Kept in the dark
Regarding the swimming pool strategy proposal, it only shows how conniving the council can be. How many times have they doubled dipped and we the public been kept in the dark?
Irene Ellem, Wandella
Dismayed by closure
I am surprised and dismayed to hear that the accommodation services at Canberra Hospital may be removed entirely. Other hospitals, in contrast, have been responding to this need by creating new accommodation.
My husband had kidney cancer last year and we needed to use the accommodation several times. It is difficult and expensive to rely on motels, Canberra can be booked out. The IPTAAS program is helpful but does not solve the problem, indeed it is another bureaucratic process to manage when patient and family are extremely stressed.
Anther friend needed the accommodation for weeks while undergoing radiotherapy.
Please do not remove the accommodation. Indeed, if necessary, an upgrade would be appropriate and welcome!
Lyza Morrison, Pambula Beach
I had to have radiation for six weeks in 2009, this is where I stayed. It was great, I felt comfortable. Where would I stay if this accommodation was not available? It was a three-and-a-half-hour drive to home. Cancer is a big business.
Susan Wetzler, Quaama
Bega not missing out
Things are tough enough for farmers in drought without misinformation being spread by the media and Mike Kelly.
I do note that as of today, I have not seen this misinformation in your papers. Thank you for that.
Regardless of what Mike and the media say, the Bega Valley Shire Council is one of the councils included under the Drought Community Program. The recent announcement was for inclusion of an additional 13 councils - Bega was already included. Check it out for yourself on www.business.gov.au/assistance/drought-communities-programme
The $1m available to each eligible council is for the council to invest in local infrastructure and other drought-relief activities that provide short-term support, including a boost to local employment and procurement.
In Bega, the council spent most of the funds on upgrading the saleyards to help increase economic activity for farmers. A very appropriate investment in the future of our farmers. We haven't missed out.
Dr Fiona Kotvojs, Dignams Creek
I was pleased to read the article about swift parrots on their annual migration to Tasmania, stopping off in your neck of the woods.
I can report that, this week, swifties have been observed in the suburbs of Hobart and at Adventure Bay on Bruny Island. Blue gums are in full flower right across southern Tasmania, so hopefully this will be a good year for breeding success.

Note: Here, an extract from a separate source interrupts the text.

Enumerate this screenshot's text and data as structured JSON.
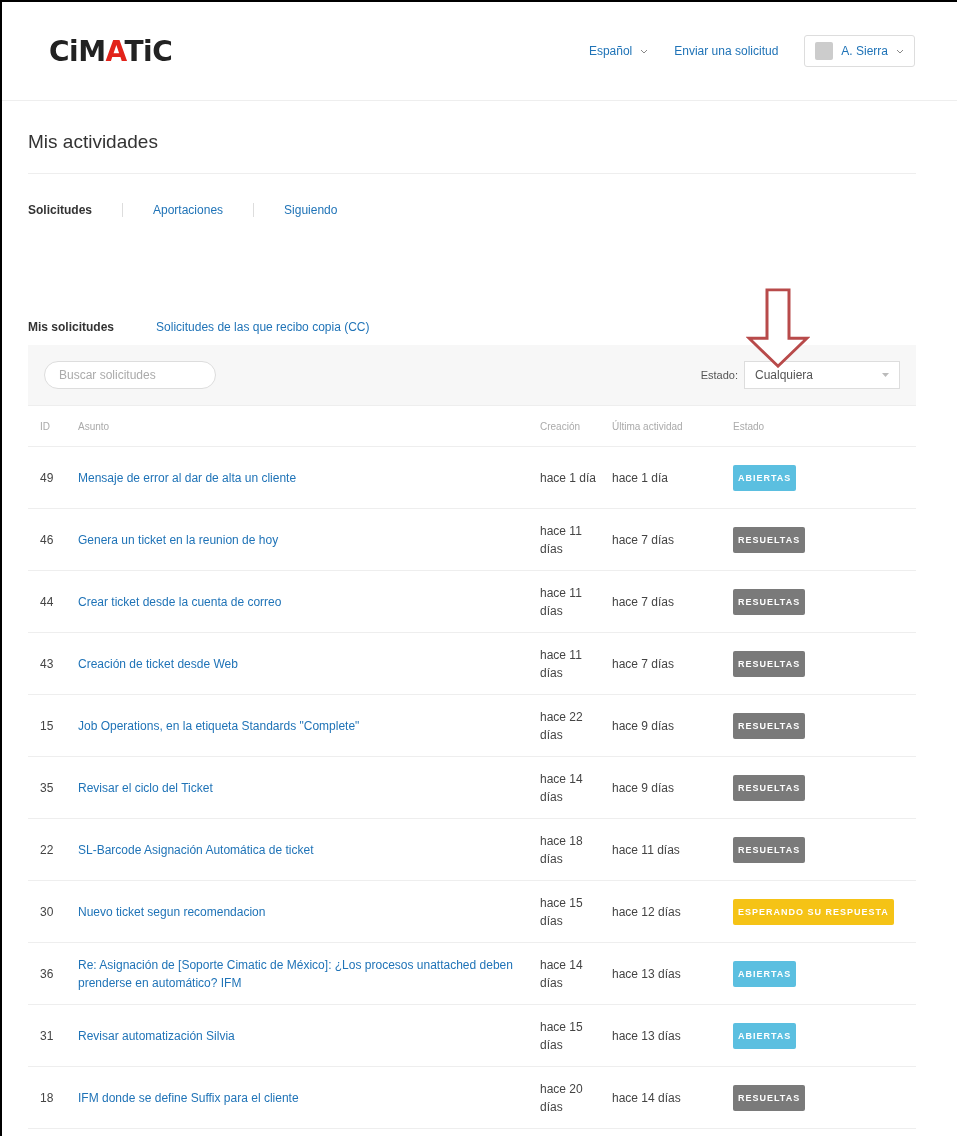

The Tasmanian forest industry takes the protection of swift parrots and their breeding habitat very seriously.
The Forest Practices Authority has been working with industry, government, environmental groups and experts to protect the species and their habitat.
Unfortunately our best efforts are compromised by sugar glider predation of nests where eggs, chicks and even brooding adults are killed. Studies have commenced to address this issue, including the use of nest boxes that close at night.